Hoe meer ik mij open naar een ander, hoe meer ik te geven heb. Hoe meer ik kan koesteren wat er wel is. Aanvaarden wat niet is. Loslaten wat voorbij is. Hoe helderder ik kan zien wat wel en niet en waarom. Wanneer ik weet heb van de kern, kan ik ruis aan mij voorbij laten gaan. Voel ik grond onder mijn voeten. Hoe meer ik zelf kan opstaan. Het leven tegemoet. Hoe meer ik moed kan vatten om mijn bescheiden maar betekenisvolle aandeel te zien in het grotere geheel. Want in het kleine kunnen wij groots zijn. Te midden van weidse en woeste schepping zijn als een fragiele en fiere bloem. Ieder voor zich en samen. Als graankorrels zijn wij. Niet ongenaakbaar een eenzaam, maar kwetsbaar en sterfelijk. Zo komen wij steeds opnieuw tot bloei, in de vele kleuren die wij rijk zijn.

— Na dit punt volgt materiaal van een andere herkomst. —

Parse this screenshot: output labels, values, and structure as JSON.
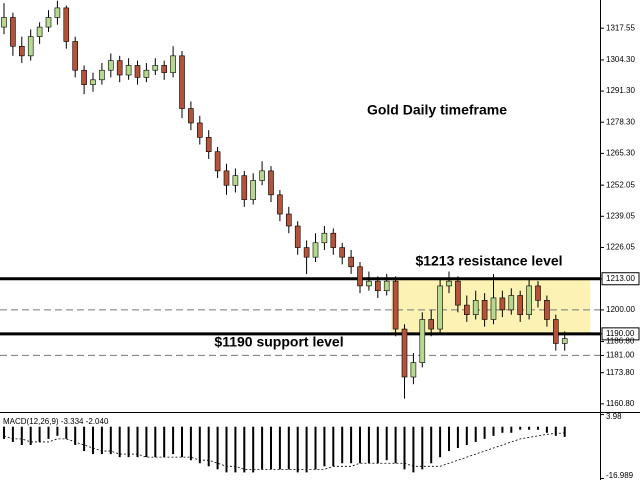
{
  "chart_data": [
    {
      "type": "candlestick",
      "annotations": [
        "Gold Daily timeframe",
        "$1213 resistance level",
        "$1190 support level"
      ],
      "up_color": "#b6d98f",
      "down_color": "#b5533a",
      "zone_color": "#fbf2b4",
      "ylim": [
        1157.4,
        1329.3
      ],
      "yticks": [
        {
          "value": 1317.55,
          "label": "1317.55"
        },
        {
          "value": 1304.3,
          "label": "1304.30"
        },
        {
          "value": 1291.3,
          "label": "1291.30"
        },
        {
          "value": 1278.3,
          "label": "1278.30"
        },
        {
          "value": 1265.3,
          "label": "1265.30"
        },
        {
          "value": 1252.05,
          "label": "1252.05"
        },
        {
          "value": 1239.05,
          "label": "1239.05"
        },
        {
          "value": 1226.05,
          "label": "1226.05"
        },
        {
          "value": 1213,
          "label": "1213.00"
        },
        {
          "value": 1200,
          "label": "1200.00"
        },
        {
          "value": 1190,
          "label": "1190.00"
        },
        {
          "value": 1186.8,
          "label": "1186.80"
        },
        {
          "value": 1181,
          "label": "1181.00"
        },
        {
          "value": 1173.8,
          "label": "1173.80"
        },
        {
          "value": 1160.8,
          "label": "1160.80"
        }
      ],
      "levels": [
        {
          "value": 1213,
          "style": "solid"
        },
        {
          "value": 1200,
          "style": "dashed"
        },
        {
          "value": 1190,
          "style": "solid"
        },
        {
          "value": 1181,
          "style": "dashed"
        }
      ],
      "ohlc": [
        [
          1318,
          1328,
          1315,
          1322
        ],
        [
          1322,
          1324,
          1306,
          1310
        ],
        [
          1310,
          1314,
          1303,
          1306
        ],
        [
          1306,
          1317,
          1304,
          1314
        ],
        [
          1314,
          1320,
          1311,
          1318
        ],
        [
          1318,
          1325,
          1316,
          1322
        ],
        [
          1322,
          1329,
          1319,
          1326
        ],
        [
          1326,
          1327,
          1309,
          1312
        ],
        [
          1312,
          1314,
          1297,
          1300
        ],
        [
          1300,
          1302,
          1290,
          1294
        ],
        [
          1294,
          1299,
          1291,
          1296
        ],
        [
          1296,
          1303,
          1294,
          1300
        ],
        [
          1300,
          1307,
          1297,
          1304
        ],
        [
          1304,
          1306,
          1295,
          1298
        ],
        [
          1298,
          1305,
          1296,
          1302
        ],
        [
          1302,
          1304,
          1294,
          1297
        ],
        [
          1297,
          1303,
          1295,
          1300
        ],
        [
          1300,
          1305,
          1298,
          1302
        ],
        [
          1302,
          1304,
          1296,
          1299
        ],
        [
          1299,
          1310,
          1297,
          1306
        ],
        [
          1306,
          1308,
          1280,
          1284
        ],
        [
          1284,
          1287,
          1275,
          1278
        ],
        [
          1278,
          1281,
          1269,
          1272
        ],
        [
          1272,
          1275,
          1263,
          1266
        ],
        [
          1266,
          1268,
          1255,
          1258
        ],
        [
          1258,
          1261,
          1248,
          1252
        ],
        [
          1252,
          1259,
          1249,
          1256
        ],
        [
          1256,
          1258,
          1243,
          1246
        ],
        [
          1246,
          1257,
          1244,
          1254
        ],
        [
          1254,
          1262,
          1252,
          1258
        ],
        [
          1258,
          1260,
          1245,
          1248
        ],
        [
          1248,
          1250,
          1237,
          1240
        ],
        [
          1240,
          1243,
          1232,
          1235
        ],
        [
          1235,
          1237,
          1223,
          1226
        ],
        [
          1226,
          1229,
          1215,
          1222
        ],
        [
          1222,
          1232,
          1220,
          1228
        ],
        [
          1228,
          1235,
          1225,
          1232
        ],
        [
          1232,
          1234,
          1223,
          1226
        ],
        [
          1226,
          1228,
          1219,
          1222
        ],
        [
          1222,
          1225,
          1215,
          1218
        ],
        [
          1218,
          1220,
          1207,
          1210
        ],
        [
          1210,
          1216,
          1208,
          1212
        ],
        [
          1212,
          1214,
          1205,
          1208
        ],
        [
          1208,
          1215,
          1206,
          1212
        ],
        [
          1212,
          1214,
          1189,
          1192
        ],
        [
          1192,
          1194,
          1163,
          1172
        ],
        [
          1172,
          1182,
          1169,
          1178
        ],
        [
          1178,
          1199,
          1176,
          1196
        ],
        [
          1196,
          1200,
          1189,
          1192
        ],
        [
          1192,
          1213,
          1190,
          1210
        ],
        [
          1210,
          1216,
          1207,
          1212
        ],
        [
          1212,
          1214,
          1199,
          1202
        ],
        [
          1202,
          1206,
          1195,
          1198
        ],
        [
          1198,
          1208,
          1196,
          1204
        ],
        [
          1204,
          1207,
          1193,
          1196
        ],
        [
          1196,
          1215,
          1194,
          1205
        ],
        [
          1205,
          1208,
          1197,
          1200
        ],
        [
          1200,
          1209,
          1198,
          1206
        ],
        [
          1206,
          1208,
          1195,
          1198
        ],
        [
          1198,
          1213,
          1196,
          1210
        ],
        [
          1210,
          1212,
          1201,
          1204
        ],
        [
          1204,
          1206,
          1193,
          1196
        ],
        [
          1196,
          1198,
          1183,
          1186
        ],
        [
          1186,
          1191,
          1183,
          1188
        ]
      ]
    },
    {
      "type": "bar",
      "title": "MACD(12,26,9) -3.334 -2.040",
      "ylim": [
        -17.5,
        4.5
      ],
      "yticks": [
        3.98,
        -16.989
      ],
      "series": [
        {
          "type": "bar",
          "color": "#000000",
          "values": [
            -4,
            -5,
            -6,
            -6,
            -5,
            -4,
            -3,
            -4,
            -6,
            -8,
            -9,
            -9,
            -9,
            -10,
            -10,
            -10,
            -10,
            -10,
            -10,
            -9,
            -10,
            -11,
            -12,
            -13,
            -14,
            -15,
            -15,
            -15,
            -15,
            -14,
            -14,
            -14,
            -14,
            -15,
            -15,
            -14,
            -13,
            -13,
            -12,
            -12,
            -12,
            -12,
            -12,
            -11,
            -12,
            -14,
            -15,
            -14,
            -12,
            -10,
            -8,
            -7,
            -6,
            -5,
            -4,
            -3,
            -2,
            -2,
            -1,
            -1,
            -1,
            -2,
            -3,
            -3.334
          ]
        },
        {
          "type": "line",
          "color": "#000000",
          "values": [
            -3,
            -4,
            -4,
            -5,
            -5,
            -5,
            -4,
            -4,
            -5,
            -6,
            -7,
            -8,
            -8,
            -9,
            -9,
            -9,
            -10,
            -10,
            -10,
            -10,
            -10,
            -10,
            -11,
            -11,
            -12,
            -13,
            -13,
            -14,
            -14,
            -14,
            -14,
            -14,
            -14,
            -14,
            -14,
            -14,
            -14,
            -13,
            -13,
            -13,
            -12,
            -12,
            -12,
            -12,
            -12,
            -12,
            -13,
            -13,
            -13,
            -13,
            -12,
            -11,
            -10,
            -9,
            -8,
            -7,
            -6,
            -5,
            -4,
            -3.5,
            -3,
            -2.5,
            -2.2,
            -2.04
          ]
        }
      ]
    }
  ]
}
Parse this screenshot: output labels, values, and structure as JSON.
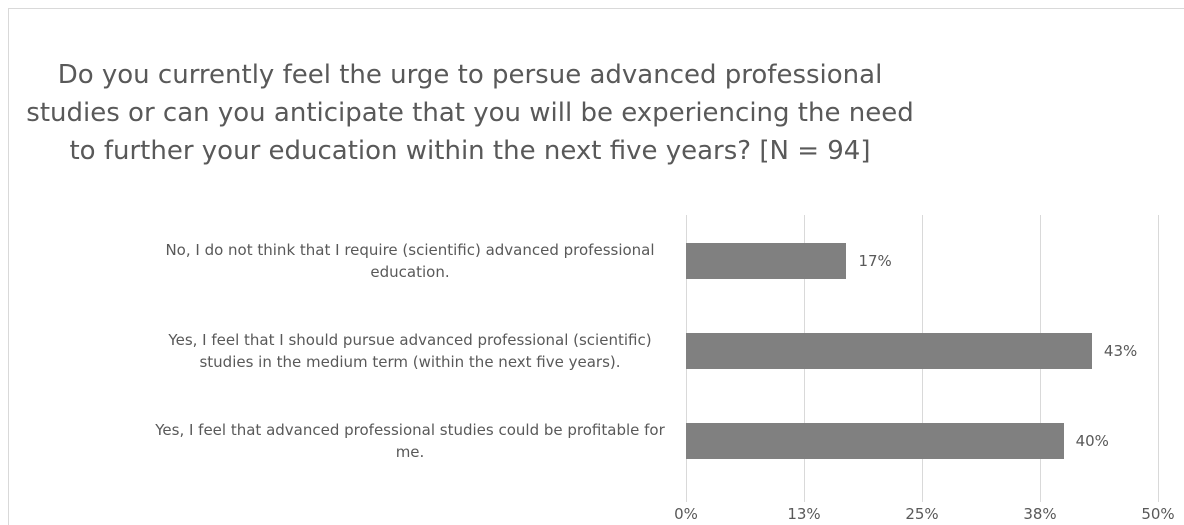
{
  "chart_data": {
    "type": "bar",
    "orientation": "horizontal",
    "title": "Do you currently feel the urge to persue advanced professional studies or can you anticipate that you will be experiencing the need to further your education within the next five years? [N = 94]",
    "categories": [
      "No, I do not think that I require (scientific) advanced professional education.",
      "Yes, I feel that I should pursue advanced professional (scientific) studies in the medium term (within the next five years).",
      "Yes, I feel that advanced professional studies could be profitable for me."
    ],
    "values": [
      17,
      43,
      40
    ],
    "value_labels": [
      "17%",
      "43%",
      "40%"
    ],
    "color": "#808080",
    "xlim": [
      0,
      50
    ],
    "xticks": [
      {
        "value": 0,
        "label": "0%"
      },
      {
        "value": 12.5,
        "label": "13%"
      },
      {
        "value": 25,
        "label": "25%"
      },
      {
        "value": 37.5,
        "label": "38%"
      },
      {
        "value": 50,
        "label": "50%"
      }
    ],
    "grid": true
  }
}
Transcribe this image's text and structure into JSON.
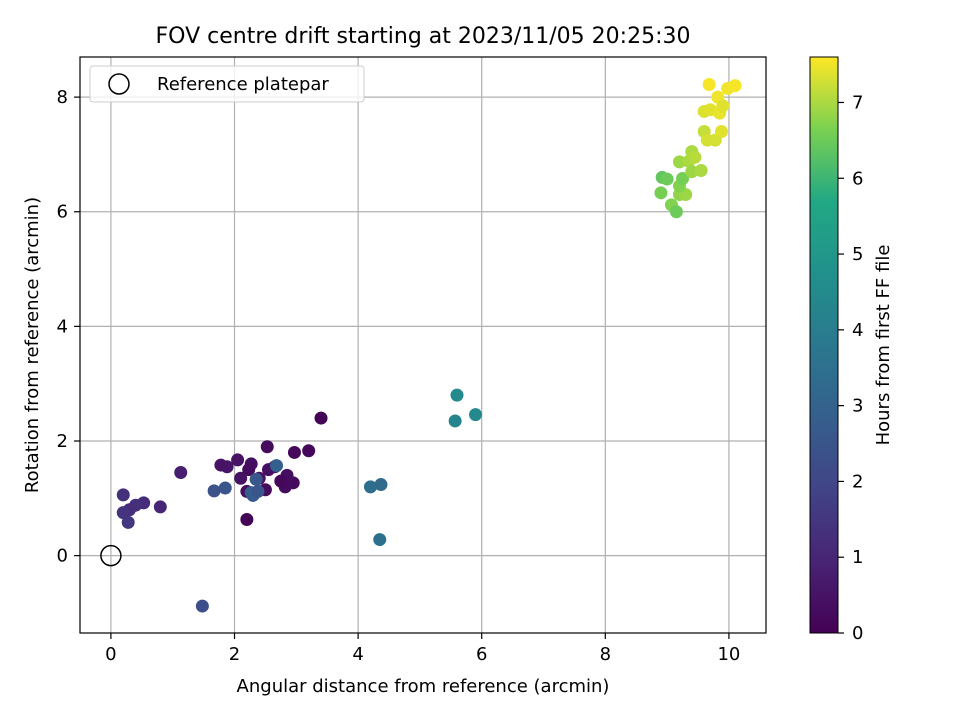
{
  "chart_data": {
    "type": "scatter",
    "title": "FOV centre drift starting at 2023/11/05 20:25:30",
    "xlabel": "Angular distance from reference (arcmin)",
    "ylabel": "Rotation from reference (arcmin)",
    "xlim": [
      -0.5,
      10.6
    ],
    "ylim": [
      -1.35,
      8.7
    ],
    "xticks": [
      0,
      2,
      4,
      6,
      8,
      10
    ],
    "yticks": [
      0,
      2,
      4,
      6,
      8
    ],
    "grid": true,
    "legend": {
      "placement": "top-left",
      "entries": [
        "Reference platepar"
      ]
    },
    "reference_point": {
      "name": "Reference platepar",
      "x": 0,
      "y": 0
    },
    "colorbar": {
      "label": "Hours from first FF file",
      "colormap": "viridis",
      "range": [
        0,
        7.6
      ],
      "ticks": [
        0,
        1,
        2,
        3,
        4,
        5,
        6,
        7
      ]
    },
    "points": [
      {
        "x": 3.4,
        "y": 2.4,
        "c": 0.1
      },
      {
        "x": 3.2,
        "y": 1.83,
        "c": 0.15
      },
      {
        "x": 2.97,
        "y": 1.8,
        "c": 0.2
      },
      {
        "x": 2.53,
        "y": 1.9,
        "c": 0.3
      },
      {
        "x": 2.95,
        "y": 1.27,
        "c": 0.25
      },
      {
        "x": 2.85,
        "y": 1.4,
        "c": 0.35
      },
      {
        "x": 2.82,
        "y": 1.2,
        "c": 0.3
      },
      {
        "x": 2.75,
        "y": 1.3,
        "c": 0.2
      },
      {
        "x": 2.65,
        "y": 1.55,
        "c": 0.45
      },
      {
        "x": 2.55,
        "y": 1.5,
        "c": 0.4
      },
      {
        "x": 2.5,
        "y": 1.15,
        "c": 0.3
      },
      {
        "x": 2.4,
        "y": 1.35,
        "c": 0.5
      },
      {
        "x": 2.27,
        "y": 1.6,
        "c": 0.4
      },
      {
        "x": 2.23,
        "y": 1.5,
        "c": 0.3
      },
      {
        "x": 2.2,
        "y": 1.12,
        "c": 0.35
      },
      {
        "x": 2.1,
        "y": 1.35,
        "c": 0.45
      },
      {
        "x": 2.05,
        "y": 1.67,
        "c": 0.5
      },
      {
        "x": 1.88,
        "y": 1.55,
        "c": 0.55
      },
      {
        "x": 1.78,
        "y": 1.58,
        "c": 0.5
      },
      {
        "x": 2.2,
        "y": 0.63,
        "c": 0.1
      },
      {
        "x": 1.13,
        "y": 1.45,
        "c": 0.8
      },
      {
        "x": 0.8,
        "y": 0.85,
        "c": 1.0
      },
      {
        "x": 0.53,
        "y": 0.92,
        "c": 1.2
      },
      {
        "x": 0.4,
        "y": 0.88,
        "c": 1.3
      },
      {
        "x": 0.3,
        "y": 0.8,
        "c": 1.25
      },
      {
        "x": 0.2,
        "y": 0.75,
        "c": 1.4
      },
      {
        "x": 0.2,
        "y": 1.06,
        "c": 1.3
      },
      {
        "x": 0.28,
        "y": 0.58,
        "c": 1.5
      },
      {
        "x": 1.48,
        "y": -0.88,
        "c": 2.3
      },
      {
        "x": 1.67,
        "y": 1.13,
        "c": 2.4
      },
      {
        "x": 1.85,
        "y": 1.18,
        "c": 2.5
      },
      {
        "x": 2.35,
        "y": 1.33,
        "c": 2.6
      },
      {
        "x": 2.3,
        "y": 1.05,
        "c": 2.7
      },
      {
        "x": 2.27,
        "y": 1.1,
        "c": 2.8
      },
      {
        "x": 2.38,
        "y": 1.12,
        "c": 2.5
      },
      {
        "x": 2.68,
        "y": 1.57,
        "c": 2.9
      },
      {
        "x": 4.2,
        "y": 1.2,
        "c": 3.4
      },
      {
        "x": 4.37,
        "y": 1.24,
        "c": 3.3
      },
      {
        "x": 4.35,
        "y": 0.28,
        "c": 3.5
      },
      {
        "x": 5.57,
        "y": 2.35,
        "c": 4.3
      },
      {
        "x": 5.6,
        "y": 2.8,
        "c": 4.5
      },
      {
        "x": 5.9,
        "y": 2.46,
        "c": 4.4
      },
      {
        "x": 8.92,
        "y": 6.6,
        "c": 6.4
      },
      {
        "x": 9.0,
        "y": 6.57,
        "c": 6.5
      },
      {
        "x": 8.9,
        "y": 6.33,
        "c": 6.6
      },
      {
        "x": 9.07,
        "y": 6.12,
        "c": 6.7
      },
      {
        "x": 9.15,
        "y": 6.0,
        "c": 6.5
      },
      {
        "x": 9.2,
        "y": 6.3,
        "c": 6.8
      },
      {
        "x": 9.3,
        "y": 6.3,
        "c": 6.9
      },
      {
        "x": 9.2,
        "y": 6.45,
        "c": 6.7
      },
      {
        "x": 9.25,
        "y": 6.58,
        "c": 6.6
      },
      {
        "x": 9.2,
        "y": 6.87,
        "c": 6.9
      },
      {
        "x": 9.35,
        "y": 6.88,
        "c": 7.0
      },
      {
        "x": 9.4,
        "y": 7.05,
        "c": 7.0
      },
      {
        "x": 9.45,
        "y": 6.95,
        "c": 7.1
      },
      {
        "x": 9.4,
        "y": 6.7,
        "c": 6.9
      },
      {
        "x": 9.55,
        "y": 6.72,
        "c": 7.0
      },
      {
        "x": 9.6,
        "y": 7.4,
        "c": 7.2
      },
      {
        "x": 9.65,
        "y": 7.25,
        "c": 7.3
      },
      {
        "x": 9.78,
        "y": 7.25,
        "c": 7.3
      },
      {
        "x": 9.88,
        "y": 7.4,
        "c": 7.4
      },
      {
        "x": 9.6,
        "y": 7.75,
        "c": 7.35
      },
      {
        "x": 9.7,
        "y": 7.78,
        "c": 7.4
      },
      {
        "x": 9.85,
        "y": 7.72,
        "c": 7.45
      },
      {
        "x": 9.82,
        "y": 8.0,
        "c": 7.5
      },
      {
        "x": 9.9,
        "y": 7.85,
        "c": 7.4
      },
      {
        "x": 9.98,
        "y": 8.15,
        "c": 7.5
      },
      {
        "x": 10.1,
        "y": 8.2,
        "c": 7.55
      },
      {
        "x": 9.68,
        "y": 8.22,
        "c": 7.55
      }
    ]
  }
}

Waarom huil je? Vroeg de opgestane Jezus aan Maria die vroeg in de morgen 
bij zijn lege graf stond. Maria herkende hem niet en dacht dat hij de tuinman was. `Vertel mij dan waar U hem hebt neergelegd’. Jezus zei haar:`Maria, houd mij niet vast’. Alsof hij haar zei: Houd jouw beeld van mij niet vast. Ik ben opnieuw nieuw en anders. Beweeg met mij mee en ontvang mij. Leef mij innig dichtbij. Laat mij in jou oplichten. Wees mijn lichtdrager. Sta op in mijn verbond en leef mij voort!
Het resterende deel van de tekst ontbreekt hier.